I think I largely agree with the spirit here. I definitely think p-values have issues and in particular they way they have arguably contributed to publication bias is a highly reasonable criticism. That said, I think people like to make these “methodological” critiques more for philosophical than statistical reasons. In practice, we definitely should expect the application of all methods is going to have issues and be highly imperfect. So I agree that it makes sense to have a practical, “all methods are flawed, some are useful” view of things.
This is a valid concern. I’m new here and just going through the sequences (though I have a mathematics background), but I have yet to see a good framing of bayesian/frequentist debate as maximum likelihood vs maximum a-posteriori. (I welcome referrals)
Yes, there is a methodological critique to strict p-value calculations, but in the absence of informative priors p values are a really good indicator for experiment design. I feel that in hyping up Bayesian updates people are missing that and not offering a replacement. The focus on methods is a strength when you are talking about methods.
I’m definitely not representative of lesswrong in my my views above I don’t think.

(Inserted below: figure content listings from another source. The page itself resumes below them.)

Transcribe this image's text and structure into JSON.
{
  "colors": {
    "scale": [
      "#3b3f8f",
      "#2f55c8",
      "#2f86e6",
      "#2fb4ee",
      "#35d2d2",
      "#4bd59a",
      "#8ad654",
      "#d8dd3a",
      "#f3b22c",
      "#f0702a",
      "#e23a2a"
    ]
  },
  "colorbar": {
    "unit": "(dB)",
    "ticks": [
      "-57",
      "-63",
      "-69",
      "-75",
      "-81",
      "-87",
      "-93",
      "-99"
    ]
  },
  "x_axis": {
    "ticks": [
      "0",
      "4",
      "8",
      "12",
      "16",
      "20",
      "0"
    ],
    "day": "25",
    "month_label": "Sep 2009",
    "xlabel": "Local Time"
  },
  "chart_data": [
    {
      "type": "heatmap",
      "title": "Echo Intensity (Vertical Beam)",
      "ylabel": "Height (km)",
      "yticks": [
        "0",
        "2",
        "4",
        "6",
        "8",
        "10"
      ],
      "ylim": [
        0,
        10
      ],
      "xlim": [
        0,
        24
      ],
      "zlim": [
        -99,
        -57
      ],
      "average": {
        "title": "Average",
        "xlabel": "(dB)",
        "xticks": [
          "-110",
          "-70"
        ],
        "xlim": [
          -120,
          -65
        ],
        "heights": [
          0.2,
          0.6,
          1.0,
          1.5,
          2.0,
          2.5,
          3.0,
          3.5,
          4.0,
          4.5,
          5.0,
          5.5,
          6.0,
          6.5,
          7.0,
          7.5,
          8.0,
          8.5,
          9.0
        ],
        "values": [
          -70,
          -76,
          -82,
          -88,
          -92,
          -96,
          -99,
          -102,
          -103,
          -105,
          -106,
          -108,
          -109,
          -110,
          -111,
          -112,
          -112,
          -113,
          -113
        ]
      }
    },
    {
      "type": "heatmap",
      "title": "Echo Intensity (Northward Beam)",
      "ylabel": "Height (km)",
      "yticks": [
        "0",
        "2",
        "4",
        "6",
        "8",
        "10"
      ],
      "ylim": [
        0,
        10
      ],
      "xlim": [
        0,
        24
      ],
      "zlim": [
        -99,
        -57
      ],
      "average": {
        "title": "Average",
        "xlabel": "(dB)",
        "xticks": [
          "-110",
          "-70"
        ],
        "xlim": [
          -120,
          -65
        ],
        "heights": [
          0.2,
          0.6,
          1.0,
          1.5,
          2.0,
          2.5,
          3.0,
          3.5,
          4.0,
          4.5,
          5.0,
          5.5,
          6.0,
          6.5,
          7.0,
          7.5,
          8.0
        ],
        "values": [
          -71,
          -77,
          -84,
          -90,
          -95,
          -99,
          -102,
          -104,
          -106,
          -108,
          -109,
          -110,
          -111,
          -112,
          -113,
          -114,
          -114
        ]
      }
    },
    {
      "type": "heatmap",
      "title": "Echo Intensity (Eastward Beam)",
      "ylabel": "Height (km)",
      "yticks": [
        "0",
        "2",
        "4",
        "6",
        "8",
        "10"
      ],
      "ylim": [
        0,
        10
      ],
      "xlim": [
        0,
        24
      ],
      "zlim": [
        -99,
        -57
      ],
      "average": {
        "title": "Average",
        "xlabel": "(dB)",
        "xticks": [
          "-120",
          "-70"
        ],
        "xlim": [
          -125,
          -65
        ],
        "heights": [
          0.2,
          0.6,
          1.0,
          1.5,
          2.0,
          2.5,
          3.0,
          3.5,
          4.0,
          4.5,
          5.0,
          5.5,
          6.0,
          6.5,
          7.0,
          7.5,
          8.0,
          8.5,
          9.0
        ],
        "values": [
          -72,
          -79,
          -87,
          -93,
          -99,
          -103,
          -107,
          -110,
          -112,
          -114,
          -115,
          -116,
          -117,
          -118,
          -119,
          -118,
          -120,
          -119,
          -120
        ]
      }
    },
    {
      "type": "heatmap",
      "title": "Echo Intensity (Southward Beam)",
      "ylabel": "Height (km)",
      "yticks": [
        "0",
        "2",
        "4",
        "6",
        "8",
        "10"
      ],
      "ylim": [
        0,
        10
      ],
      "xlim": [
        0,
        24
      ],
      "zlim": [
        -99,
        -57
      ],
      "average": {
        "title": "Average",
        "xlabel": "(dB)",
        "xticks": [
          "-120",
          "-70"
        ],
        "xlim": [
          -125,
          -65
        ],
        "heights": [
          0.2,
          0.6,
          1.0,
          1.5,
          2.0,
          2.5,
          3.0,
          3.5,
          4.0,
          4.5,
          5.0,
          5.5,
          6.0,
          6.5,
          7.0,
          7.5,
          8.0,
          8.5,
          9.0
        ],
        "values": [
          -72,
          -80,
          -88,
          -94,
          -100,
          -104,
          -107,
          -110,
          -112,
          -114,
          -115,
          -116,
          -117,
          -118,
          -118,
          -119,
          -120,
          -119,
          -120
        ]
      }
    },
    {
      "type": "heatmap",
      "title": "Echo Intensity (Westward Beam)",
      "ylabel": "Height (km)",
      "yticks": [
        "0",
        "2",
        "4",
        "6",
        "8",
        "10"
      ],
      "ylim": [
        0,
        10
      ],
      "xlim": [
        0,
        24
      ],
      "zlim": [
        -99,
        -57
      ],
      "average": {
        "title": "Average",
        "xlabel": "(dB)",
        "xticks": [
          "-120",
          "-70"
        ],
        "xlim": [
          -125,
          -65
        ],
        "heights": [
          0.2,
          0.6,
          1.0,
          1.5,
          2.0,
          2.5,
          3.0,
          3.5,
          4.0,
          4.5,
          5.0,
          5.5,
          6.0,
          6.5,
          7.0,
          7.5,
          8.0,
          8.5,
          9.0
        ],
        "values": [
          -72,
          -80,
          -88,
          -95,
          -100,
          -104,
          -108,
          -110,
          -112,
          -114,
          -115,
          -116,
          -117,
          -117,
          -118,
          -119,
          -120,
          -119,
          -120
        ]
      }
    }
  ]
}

In fact in some sense I think I’m shadowboxing with lesswrong in some of my comments above, so sorry about any confusion that introduced.

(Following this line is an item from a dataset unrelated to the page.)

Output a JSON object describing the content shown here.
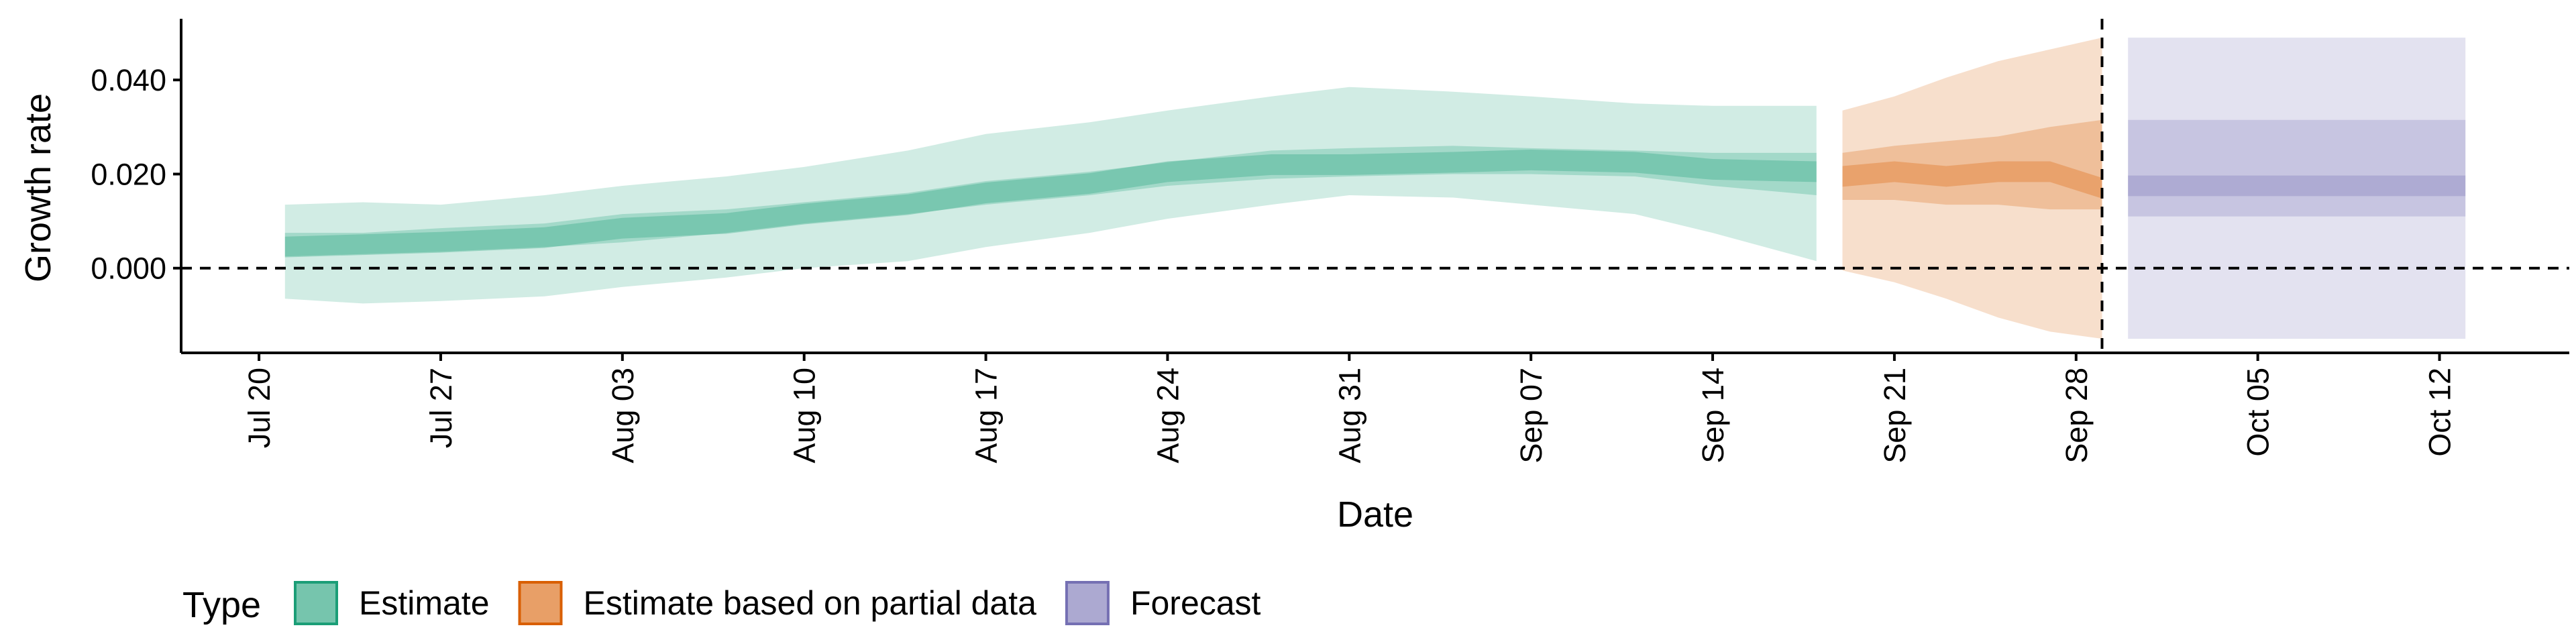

I don’t think I’ve ever seen maximum likelihood vs maximum a-posteriori discussed on lesswrong, and I’m kind of just griping about it! I don’t have a references off to top of my head but I recall this appearing in debates elsewhere (i.e. not on lesswrong) like in more academic/stats settings. I can see if I can find examples. But in general it addresses an estimation perspective instead of hypothesis testing.
I think I’m in agreement with you here. My “methodological” was directed at what I view as a somewhat more typical lesswrong perspective, similar to what is expressed in the Eliezer quote. Sure, if we take some simple case we can address a more philosophical question about frequentism vs bayesianism, but in practical situations there are going to so many analytical choices that you could make that there are always going to be issues. In an actual analysis you can always do stuff like look at multiple versions of an analysis and trying to use that to refine your understanding of a phenomenon. If you fix the likelihood but allow the data to vary then p-values are likely to be highly correlated with possible alternatives like bayes factors, a lot of the critiques I feel are focused on making a clean philosophical approach while ignoring the inherent messiness that would be introduced if you ever want to infer things from reasonably complicated data or observations. I don’t think swapping likelihood ratios for p-values would sudden change things all that much, a lot of the core difficulties of inferring things from data would remain.